Vervang dan de hardcoded localhost waarde door $ Computernaam-variabele. Uw script zou er nu als volgt uit moeten zien:

Sla uw script op en ga terug naar de onderste helft van de ISE en bekijk de hulp voor uw script.

help C: \ Get-LastBootTime.ps1

Geweldig, dus nu kunnen we de naam van de computer specificeren waarop we de laatste opstarttijd willen zien voor het gebruik van onze nieuwe ComputerName-parameter. Helaas zijn er nog steeds een paar dingen mis. Ten eerste is de Computernaam-parameter optioneel en ten tweede is dat de lelijkste die ik ooit heb gezien, dus laten we die problemen snel oplossen. Om de parameter Computernaam verplicht te maken, wijzigt u de inhoud van het param-blok in het volgende.

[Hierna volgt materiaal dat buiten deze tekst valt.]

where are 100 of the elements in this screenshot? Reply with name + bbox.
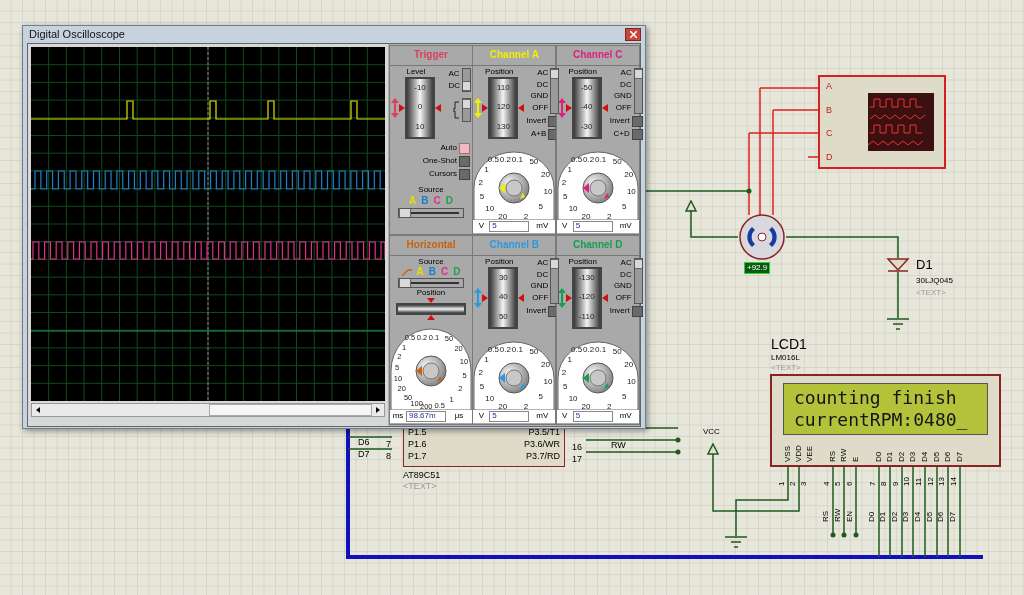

[Parameter( Mandatory = $ true)] [string] $ Computernaam

Wat betreft het maken van een beter hulpbestand, de meest gebruikte methode is om op reacties gebaseerde hulp te gebruiken. Dat betekent dat we gewoon een extra lange opmerking toevoegen aan het top of out-script.

& lt; #
. SYNOPSIS
Geeft aan wanneer uw pc voor het laatst is opgestart.
. BESCHRIJVING
Dit is een WMI-wrapperfunctie om de tijd te krijgen dat uw pc voor het laatst is opgestart.
. PARAMETER Computernaam
De naam van de computer waarvoor u de opdracht wilt uitvoeren.
. VOORBEELD
Get-LastBootTime -ComputerName localhost
. LINK
www.howtogeek.com
# & gt;

Als alles klaar is, zou je een script moeten krijgen dat er zo uitziet.

Laten we nu eens kijken naar ons nieuwe helpbestand.

Ahhh, ziet er goed uit! Nu ons script compleet is, hebben we nog een laatste ding te doen: testen. Hiervoor ga ik de ISE verlaten en ga ik terug naar de PowerShell-console zodat we zeker kunnen stellen dat er geen anomalieën zijn.

Als u begint met een eenvoudige voering en er gewoon aan blijft bouwen zoals we in deze handleiding hebben gedaan, zult u het snel snappen. Dat is alles voor deze tijd mensen, zie je in de volgende installatie van Geek School.